One of my fellow employees, who is nearly as disgruntled as I, suggested that celebrities could be used to measure just how disgruntled one is on a given day, as opposed to colors to indicate the level of terror alert. I instantly gelled to the idea, and thus I have created...
The Celebrity Disgruntlement Code
Level 1: Justin Timberlake
This person plays at disgruntlement to seem cool, but is in reality pretty satisfied. A Timberlake-alert applies to those who just like the idea of being disgruntled.
Level 2: Meryl Streep
This person will sound off occasionally, but is generally willing to put up with the way things are. A Streep-alert is often called when an employee is being a bit childish because of bad hair or because his favorite character was voted off the island last night.
Level 3: Susan Sarandon
This person is generally cantankerous, but isn't often heard from except perhaps on specific issues.
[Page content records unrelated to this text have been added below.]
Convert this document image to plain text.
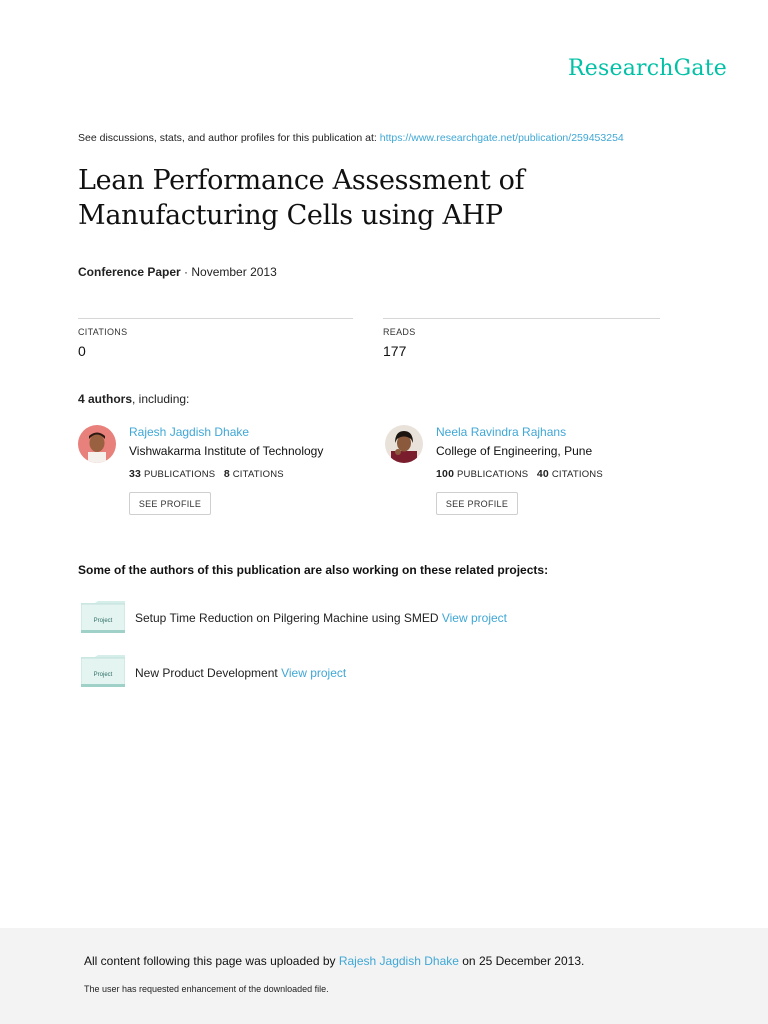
ResearchGate
See discussions, stats, and author profiles for this publication at: https://www.researchgate.net/publication/259453254
Lean Performance Assessment of Manufacturing Cells using AHP
Conference Paper · November 2013
CITATIONS
0
READS
177
4 authors, including:
Rajesh Jagdish Dhake
Vishwakarma Institute of Technology
33 PUBLICATIONS 8 CITATIONS
SEE PROFILE
Neela Ravindra Rajhans
College of Engineering, Pune
100 PUBLICATIONS 40 CITATIONS
SEE PROFILE
Some of the authors of this publication are also working on these related projects:
Project Setup Time Reduction on Pilgering Machine using SMED View project
Project New Product Development View project
All content following this page was uploaded by Rajesh Jagdish Dhake on 25 December 2013.
The user has requested enhancement of the downloaded file.
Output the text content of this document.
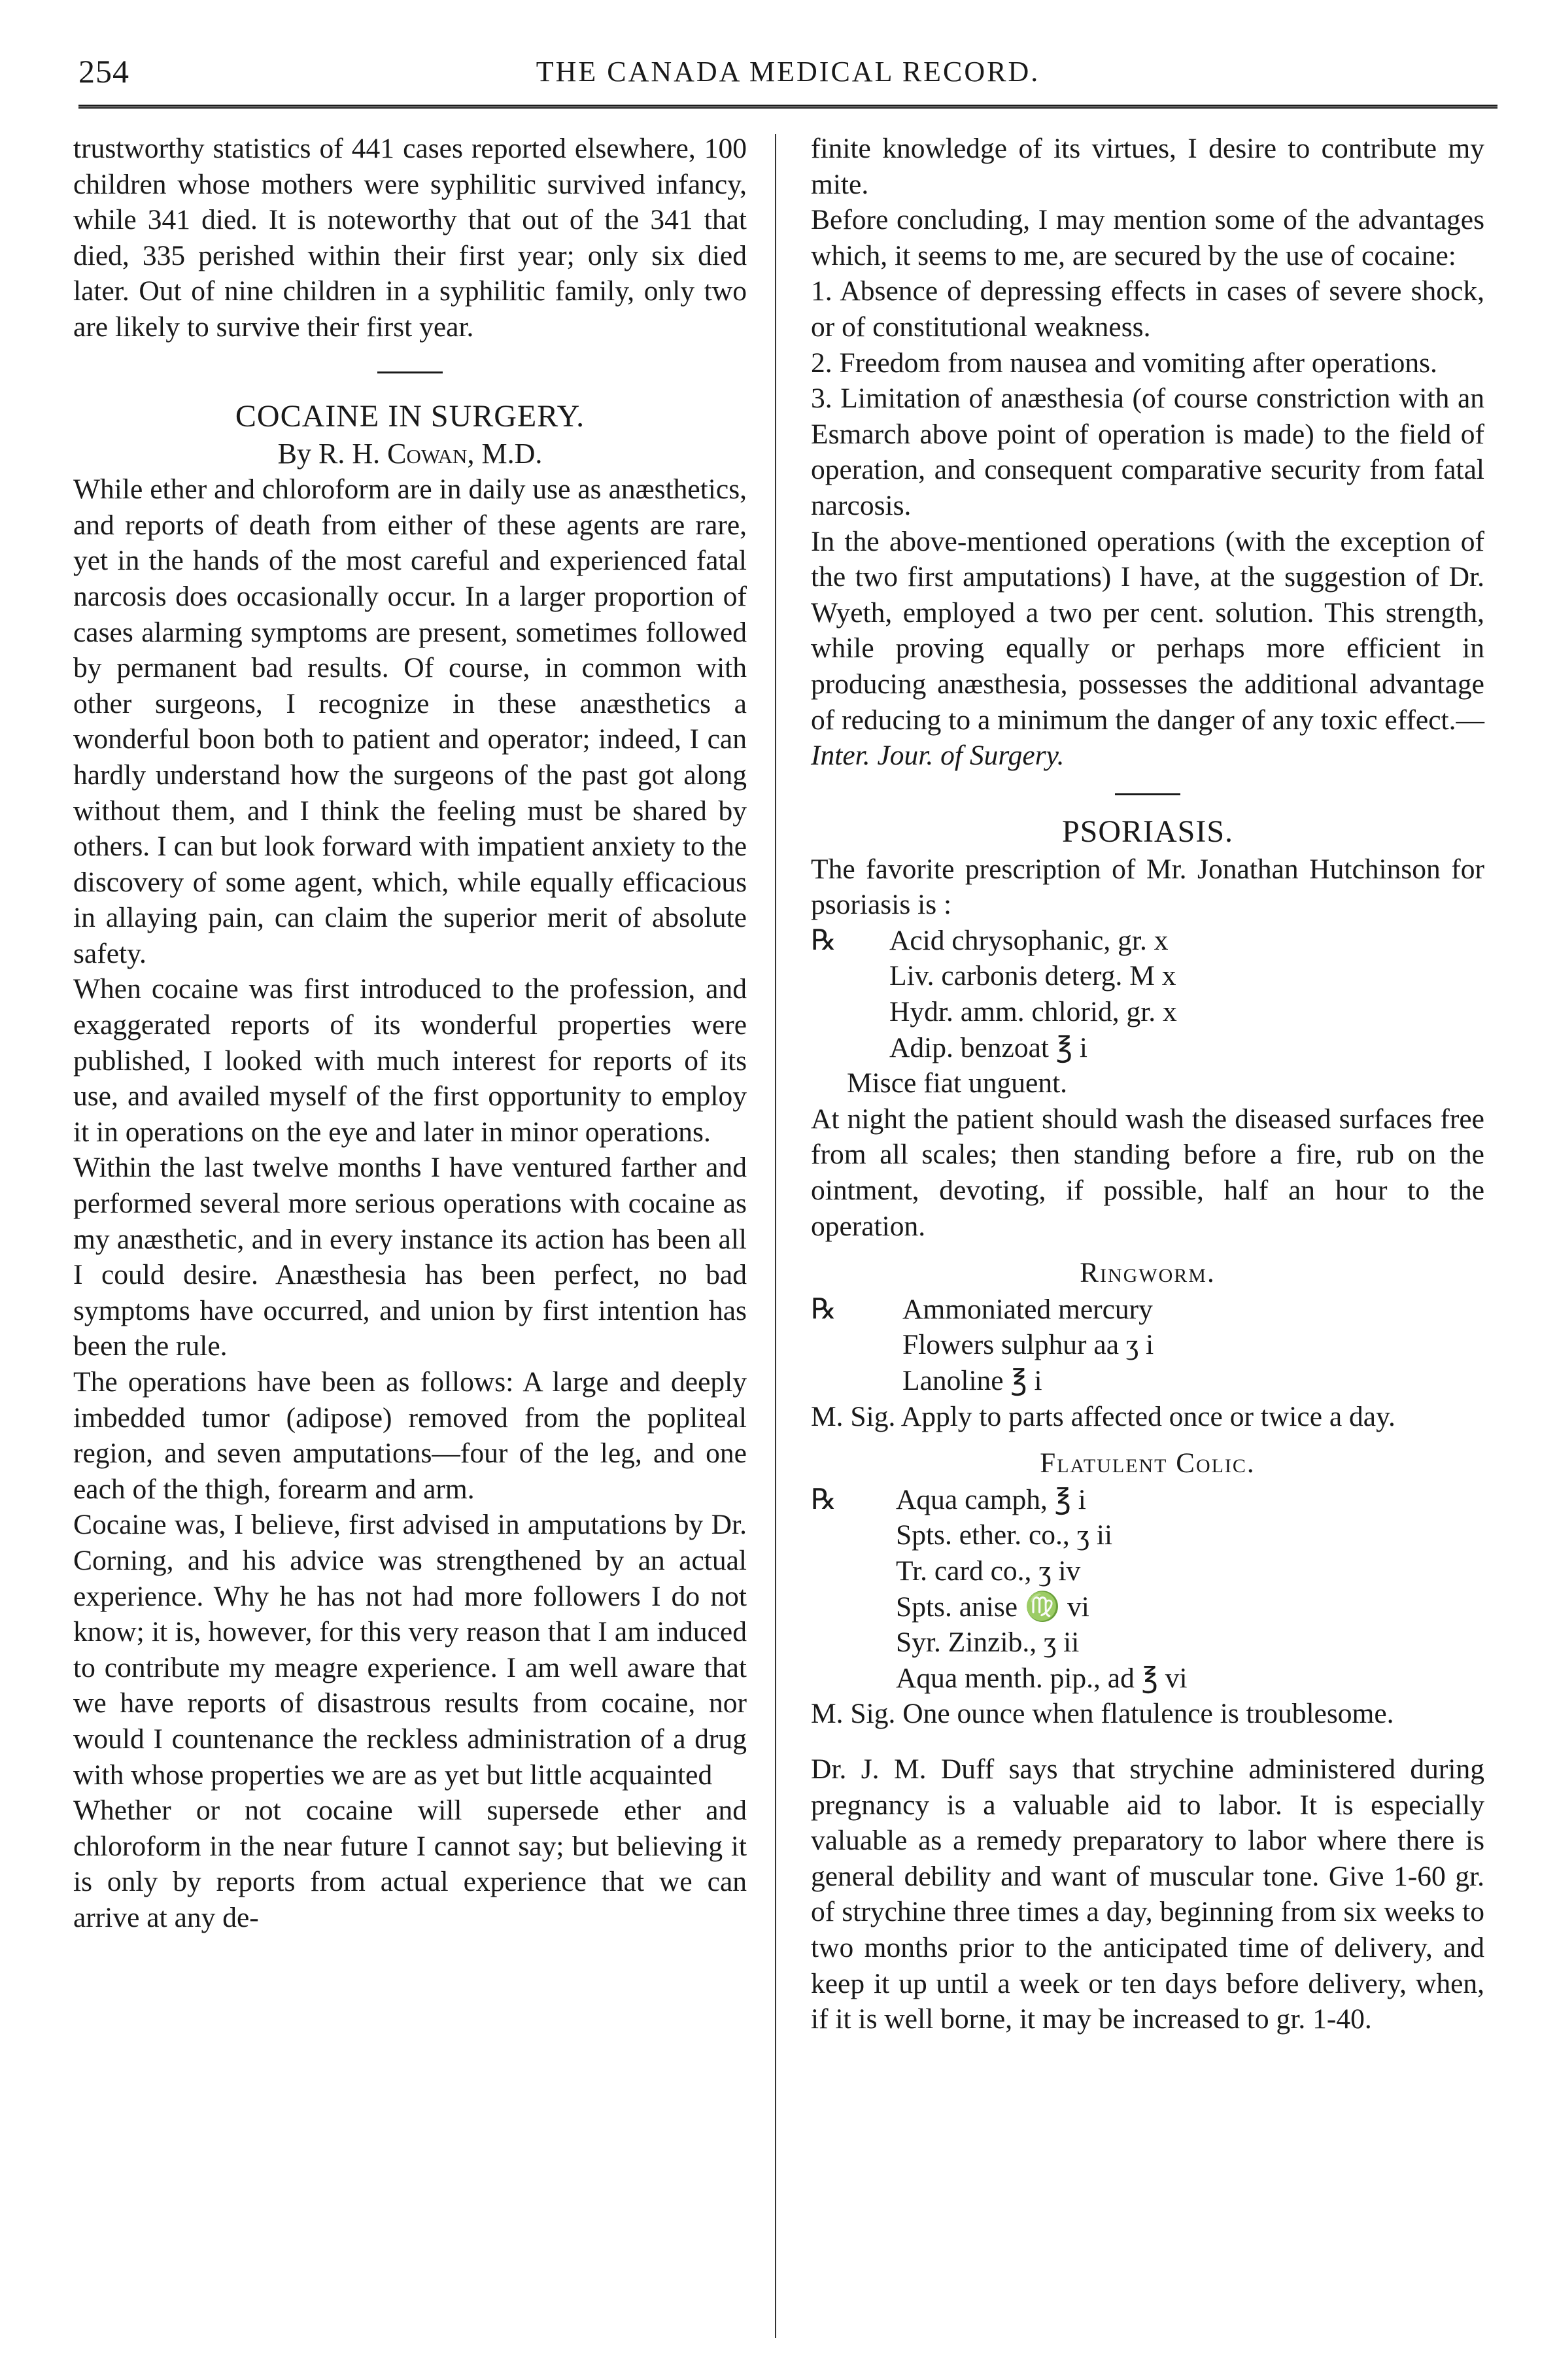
254	THE CANADA MEDICAL RECORD.

trustworthy statistics of 441 cases reported elsewhere, 100 children whose mothers were syphilitic survived infancy, while 341 died. It is noteworthy that out of the 341 that died, 335 perished within their first year; only six died later. Out of nine children in a syphilitic family, only two are likely to survive their first year.

COCAINE IN SURGERY.

By R. H. Cowan, M.D.

While ether and chloroform are in daily use as anæsthetics, and reports of death from either of these agents are rare, yet in the hands of the most careful and experienced fatal narcosis does occasionally occur. In a larger proportion of cases alarming symptoms are present, sometimes followed by permanent bad results. Of course, in common with other surgeons, I recognize in these anæsthetics a wonderful boon both to patient and operator; indeed, I can hardly understand how the surgeons of the past got along without them, and I think the feeling must be shared by others. I can but look forward with impatient anxiety to the discovery of some agent, which, while equally efficacious in allaying pain, can claim the superior merit of absolute safety.

When cocaine was first introduced to the profession, and exaggerated reports of its wonderful properties were published, I looked with much interest for reports of its use, and availed myself of the first opportunity to employ it in operations on the eye and later in minor operations.

Within the last twelve months I have ventured farther and performed several more serious operations with cocaine as my anæsthetic, and in every instance its action has been all I could desire. Anæsthesia has been perfect, no bad symptoms have occurred, and union by first intention has been the rule.

The operations have been as follows: A large and deeply imbedded tumor (adipose) removed from the popliteal region, and seven amputations—four of the leg, and one each of the thigh, forearm and arm.

Cocaine was, I believe, first advised in amputations by Dr. Corning, and his advice was strengthened by an actual experience. Why he has not had more followers I do not know; it is, however, for this very reason that I am induced to contribute my meagre experience. I am well aware that we have reports of disastrous results from cocaine, nor would I countenance the reckless administration of a drug with whose properties we are as yet but little acquainted

Whether or not cocaine will supersede ether and chloroform in the near future I cannot say; but believing it is only by reports from actual experience that we can arrive at any de-

finite knowledge of its virtues, I desire to contribute my mite.

Before concluding, I may mention some of the advantages which, it seems to me, are secured by the use of cocaine:

1. Absence of depressing effects in cases of severe shock, or of constitutional weakness.

2. Freedom from nausea and vomiting after operations.

3. Limitation of anæsthesia (of course constriction with an Esmarch above point of operation is made) to the field of operation, and consequent comparative security from fatal narcosis.

In the above-mentioned operations (with the exception of the two first amputations) I have, at the suggestion of Dr. Wyeth, employed a two per cent. solution. This strength, while proving equally or perhaps more efficient in producing anæsthesia, possesses the additional advantage of reducing to a minimum the danger of any toxic effect.—Inter. Jour. of Surgery.

PSORIASIS.

The favorite prescription of Mr. Jonathan Hutchinson for psoriasis is :

℞	Acid chrysophanic, gr. x

Liv. carbonis deterg. M x

Hydr. amm. chlorid, gr. x

Adip. benzoat ℥ i

Misce fiat unguent.

At night the patient should wash the diseased surfaces free from all scales; then standing before a fire, rub on the ointment, devoting, if possible, half an hour to the operation.

Ringworm.

℞	Ammoniated mercury

Flowers sulphur aa ʒ i

Lanoline ℥ i

M. Sig. Apply to parts affected once or twice a day.

Flatulent Colic.

℞	Aqua camph, ℥ i

Spts. ether. co., ʒ ii

Tr. card co., ʒ iv

Spts. anise ♍ vi

Syr. Zinzib., ʒ ii

Aqua menth. pip., ad ℥ vi

M. Sig. One ounce when flatulence is troublesome.

Dr. J. M. Duff says that strychine administered during pregnancy is a valuable aid to labor. It is especially valuable as a remedy preparatory to labor where there is general debility and want of muscular tone. Give 1-60 gr. of strychine three times a day, beginning from six weeks to two months prior to the anticipated time of delivery, and keep it up until a week or ten days before delivery, when, if it is well borne, it may be increased to gr. 1-40.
A Sarandon-alert indicates an employee more annoying than truly disgruntled.
Level 4: Johnny Depp
This person makes trouble on a variety of issues, but is quick to slink away or backpedal if confronted. A Depp-alert indicates an employee who is angry but is not yet hardened by true bitterness.
Level 5: Mickey Rourke
This person is angry, bitter, and completely disillusioned, makes trouble, and doesn't care who knows it. A Rourke-alert indicates an employee who prints resumes on company printers, surfs Monster.com openly and spends company functions commiserating with others of his level. He not only faces confrontations but relishes them, and will admit or even trumpet his disgruntlement to any and all.
This was more fun than it should have been.